For three straight years now, Brooklyn based instrumental doomsters Clouds Taste Satanic have been producing an album a year, the quality of which has just continued to improve. 2014 saw ‘To Sleep Beyond The Stars’ with its single epic track in four movements; 2015 saw the quotient of evil grow with ‘Your Doom Has Come’, and now 2016 sees a new ‘Dawn Of The Satanic Age’ fall upon an unsuspecting planet earth.

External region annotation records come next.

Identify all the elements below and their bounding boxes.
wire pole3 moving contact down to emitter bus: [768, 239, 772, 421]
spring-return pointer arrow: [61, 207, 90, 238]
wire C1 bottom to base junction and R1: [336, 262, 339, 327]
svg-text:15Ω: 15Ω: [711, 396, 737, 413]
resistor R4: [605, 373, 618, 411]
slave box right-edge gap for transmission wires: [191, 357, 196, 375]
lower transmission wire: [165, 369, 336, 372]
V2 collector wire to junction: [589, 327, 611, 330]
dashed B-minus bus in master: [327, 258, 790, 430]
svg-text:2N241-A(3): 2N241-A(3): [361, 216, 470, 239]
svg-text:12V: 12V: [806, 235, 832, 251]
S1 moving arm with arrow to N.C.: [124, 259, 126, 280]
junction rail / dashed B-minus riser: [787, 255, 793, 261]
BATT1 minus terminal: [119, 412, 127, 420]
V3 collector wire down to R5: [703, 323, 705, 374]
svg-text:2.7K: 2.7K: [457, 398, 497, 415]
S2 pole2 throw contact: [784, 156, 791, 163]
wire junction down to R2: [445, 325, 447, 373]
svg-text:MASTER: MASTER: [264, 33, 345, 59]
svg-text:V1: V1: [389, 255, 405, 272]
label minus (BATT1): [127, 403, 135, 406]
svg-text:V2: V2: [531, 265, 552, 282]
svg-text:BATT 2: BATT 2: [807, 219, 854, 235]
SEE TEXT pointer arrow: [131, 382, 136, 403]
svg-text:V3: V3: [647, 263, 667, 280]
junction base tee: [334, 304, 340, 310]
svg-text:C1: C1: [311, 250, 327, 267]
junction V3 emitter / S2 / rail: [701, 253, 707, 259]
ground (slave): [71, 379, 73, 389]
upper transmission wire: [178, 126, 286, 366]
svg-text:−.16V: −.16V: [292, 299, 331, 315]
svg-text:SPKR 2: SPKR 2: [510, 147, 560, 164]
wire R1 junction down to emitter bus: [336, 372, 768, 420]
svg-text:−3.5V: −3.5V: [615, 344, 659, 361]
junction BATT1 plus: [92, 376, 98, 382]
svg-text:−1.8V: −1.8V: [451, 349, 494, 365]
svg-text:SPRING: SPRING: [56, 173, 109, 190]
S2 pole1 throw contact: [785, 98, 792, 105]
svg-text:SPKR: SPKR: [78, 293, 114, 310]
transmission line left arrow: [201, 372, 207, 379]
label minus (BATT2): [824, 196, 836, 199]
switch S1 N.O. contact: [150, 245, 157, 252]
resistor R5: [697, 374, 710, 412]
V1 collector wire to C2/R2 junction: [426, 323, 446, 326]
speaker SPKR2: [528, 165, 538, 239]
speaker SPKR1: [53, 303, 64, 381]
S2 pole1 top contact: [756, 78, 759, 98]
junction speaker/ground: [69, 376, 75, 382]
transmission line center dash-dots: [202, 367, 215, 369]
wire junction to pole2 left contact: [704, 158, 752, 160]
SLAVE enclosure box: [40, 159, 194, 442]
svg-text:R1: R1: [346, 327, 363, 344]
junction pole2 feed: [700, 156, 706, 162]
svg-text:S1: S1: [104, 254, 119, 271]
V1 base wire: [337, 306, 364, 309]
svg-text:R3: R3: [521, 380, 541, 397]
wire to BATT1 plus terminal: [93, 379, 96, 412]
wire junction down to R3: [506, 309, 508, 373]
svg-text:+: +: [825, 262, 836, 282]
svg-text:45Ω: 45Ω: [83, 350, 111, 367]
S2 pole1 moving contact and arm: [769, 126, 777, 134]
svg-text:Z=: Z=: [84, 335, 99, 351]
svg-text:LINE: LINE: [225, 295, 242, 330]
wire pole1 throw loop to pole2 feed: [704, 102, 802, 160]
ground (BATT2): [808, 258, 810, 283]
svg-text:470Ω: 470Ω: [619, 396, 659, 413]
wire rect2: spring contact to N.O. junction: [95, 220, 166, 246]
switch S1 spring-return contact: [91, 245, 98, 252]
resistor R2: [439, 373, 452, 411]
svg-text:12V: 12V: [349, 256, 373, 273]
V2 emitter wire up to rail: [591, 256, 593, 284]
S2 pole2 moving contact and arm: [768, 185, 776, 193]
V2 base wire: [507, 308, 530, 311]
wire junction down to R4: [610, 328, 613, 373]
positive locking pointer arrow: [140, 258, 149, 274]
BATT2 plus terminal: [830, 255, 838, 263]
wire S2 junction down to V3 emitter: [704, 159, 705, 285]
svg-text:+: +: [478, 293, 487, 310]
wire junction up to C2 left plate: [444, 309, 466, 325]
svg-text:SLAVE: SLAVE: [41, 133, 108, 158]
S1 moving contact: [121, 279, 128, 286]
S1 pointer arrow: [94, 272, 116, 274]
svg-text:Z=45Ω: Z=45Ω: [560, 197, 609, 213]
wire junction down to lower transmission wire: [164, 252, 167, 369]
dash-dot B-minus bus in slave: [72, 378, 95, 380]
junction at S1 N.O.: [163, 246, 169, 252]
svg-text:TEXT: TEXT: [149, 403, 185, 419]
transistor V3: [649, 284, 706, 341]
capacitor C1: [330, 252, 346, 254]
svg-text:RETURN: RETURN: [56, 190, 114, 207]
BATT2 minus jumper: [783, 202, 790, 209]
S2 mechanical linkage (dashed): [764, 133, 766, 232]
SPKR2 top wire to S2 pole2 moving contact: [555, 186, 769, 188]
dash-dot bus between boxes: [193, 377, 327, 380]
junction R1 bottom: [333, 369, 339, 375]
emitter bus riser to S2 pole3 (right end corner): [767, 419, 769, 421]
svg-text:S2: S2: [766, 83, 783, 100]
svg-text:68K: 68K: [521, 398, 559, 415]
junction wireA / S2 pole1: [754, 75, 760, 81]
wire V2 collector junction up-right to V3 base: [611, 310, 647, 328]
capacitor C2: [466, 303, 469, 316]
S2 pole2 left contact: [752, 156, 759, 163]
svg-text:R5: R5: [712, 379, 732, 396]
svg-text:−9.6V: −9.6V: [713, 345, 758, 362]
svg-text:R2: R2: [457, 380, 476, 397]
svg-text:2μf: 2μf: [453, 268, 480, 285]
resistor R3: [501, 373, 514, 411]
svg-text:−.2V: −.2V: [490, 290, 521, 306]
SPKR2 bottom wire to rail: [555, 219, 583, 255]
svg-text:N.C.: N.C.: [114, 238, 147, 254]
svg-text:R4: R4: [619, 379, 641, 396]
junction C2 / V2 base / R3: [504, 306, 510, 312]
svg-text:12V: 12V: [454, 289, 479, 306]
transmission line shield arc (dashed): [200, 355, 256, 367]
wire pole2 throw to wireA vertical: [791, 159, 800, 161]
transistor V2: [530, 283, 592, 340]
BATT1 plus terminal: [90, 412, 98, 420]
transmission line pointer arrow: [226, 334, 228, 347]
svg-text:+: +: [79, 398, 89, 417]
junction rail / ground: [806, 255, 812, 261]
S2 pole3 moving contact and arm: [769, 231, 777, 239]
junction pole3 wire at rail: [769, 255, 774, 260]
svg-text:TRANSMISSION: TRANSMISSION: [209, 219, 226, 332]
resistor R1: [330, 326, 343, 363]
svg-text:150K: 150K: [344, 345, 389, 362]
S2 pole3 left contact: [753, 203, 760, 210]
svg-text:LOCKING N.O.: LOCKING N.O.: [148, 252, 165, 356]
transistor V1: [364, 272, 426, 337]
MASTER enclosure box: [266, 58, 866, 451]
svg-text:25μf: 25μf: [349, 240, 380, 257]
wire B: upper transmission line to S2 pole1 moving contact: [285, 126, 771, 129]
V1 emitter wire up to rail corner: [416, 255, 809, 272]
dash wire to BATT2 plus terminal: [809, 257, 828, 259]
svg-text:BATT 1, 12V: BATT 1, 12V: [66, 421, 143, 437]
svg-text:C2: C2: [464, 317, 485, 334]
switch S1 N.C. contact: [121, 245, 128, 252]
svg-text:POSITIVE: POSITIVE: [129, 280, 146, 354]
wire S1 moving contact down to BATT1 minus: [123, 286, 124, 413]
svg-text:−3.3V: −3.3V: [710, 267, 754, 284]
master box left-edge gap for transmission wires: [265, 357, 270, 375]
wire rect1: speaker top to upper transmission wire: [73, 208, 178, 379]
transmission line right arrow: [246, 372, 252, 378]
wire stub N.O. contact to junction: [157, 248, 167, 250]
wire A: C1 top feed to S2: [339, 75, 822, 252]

‘Enthroned’ opens the album with all the majesty of Lucifer sat upon his throne and surveying his dark domain, the riffs channelling all the imperious loneliness of the fallen one without having to rely on the buzz saw guitars and throat mangling screams of the black metal scene; there is more genuine menace and darkness in this one track than the flame throwing and blood spitting theatricality of a whole phalanx of corpse painted metal warriors. A nihilistic pessimism follows with ‘We Live We Die’, the doom laden rhythm facilitating the listener to imagine their own sombre lyrics. I’ve no doubt that a good vocalist could use the music as an excellent backing track, but doubt anybody but the most talented could actually make an improvement.
‘Retribution’ follows with the menace of Michael Myers stalking his prey, the high, extended guitar solo paying honourable tribute to the musical compositions of the great John Carpenter, a comparison I make neither lightly nor without respect to the original master as Clouds Taste Satanic have continued to create music that could grace any good horror movie with a modern setting from the seventies to the present day and into the future. Indeed, the track ‘The Brocken’, named I believe for a spectre from German mythology where it is the “Brockengespenst” could be a whole new franchise, a shadowy nemesis to spirit away the unsuspecting victim into a dark nether realm. Again, as with their prior album, any Cenobite torture scene from a rebooted Hellraiser franchise would benefit from the likes of ‘Just Another Animal’, a phrase that surely the Hell Priest would use to describe their human victims, whilst album closer ‘Demon Among The Stars’ invokes images of the space bound horrors of the terrifying universe of HP Lovecraft with its inexorable depths against which mankind is nothing but a helpless and powerless insignificance.
Whilst the shortest album they have produced so far, ‘Dawn Of The Satanic Age’ does not feel in any way brief or rushed, yet still demanding repeated replays to allow the listener to discover new depths amongst the tracks. What Clouds Taste Satanic have done once again without lyrics is to produce some of the most cinematic music since the heyday of Goblin, evoking images of terror and menace that cries out for a film to match it. One of my thoughts after the first listen through was that for years one of the reasons that cult classic horror The Keep has been stopped from getting a DVD or Blu-ray release is the trouble with obtaining the rights to the sound track of Tangerine Dream; I suggest an enterprising company should bypass that issue by commissioning Clouds Taste Satanic to produce a new score, a task they have proven with three straight albums in a row that they are more than up to the challenge of. Is there anything I don’t like about this album? Well, with 2016 running towards a close, it has made my job of selecting a top 10 of the year even harder now!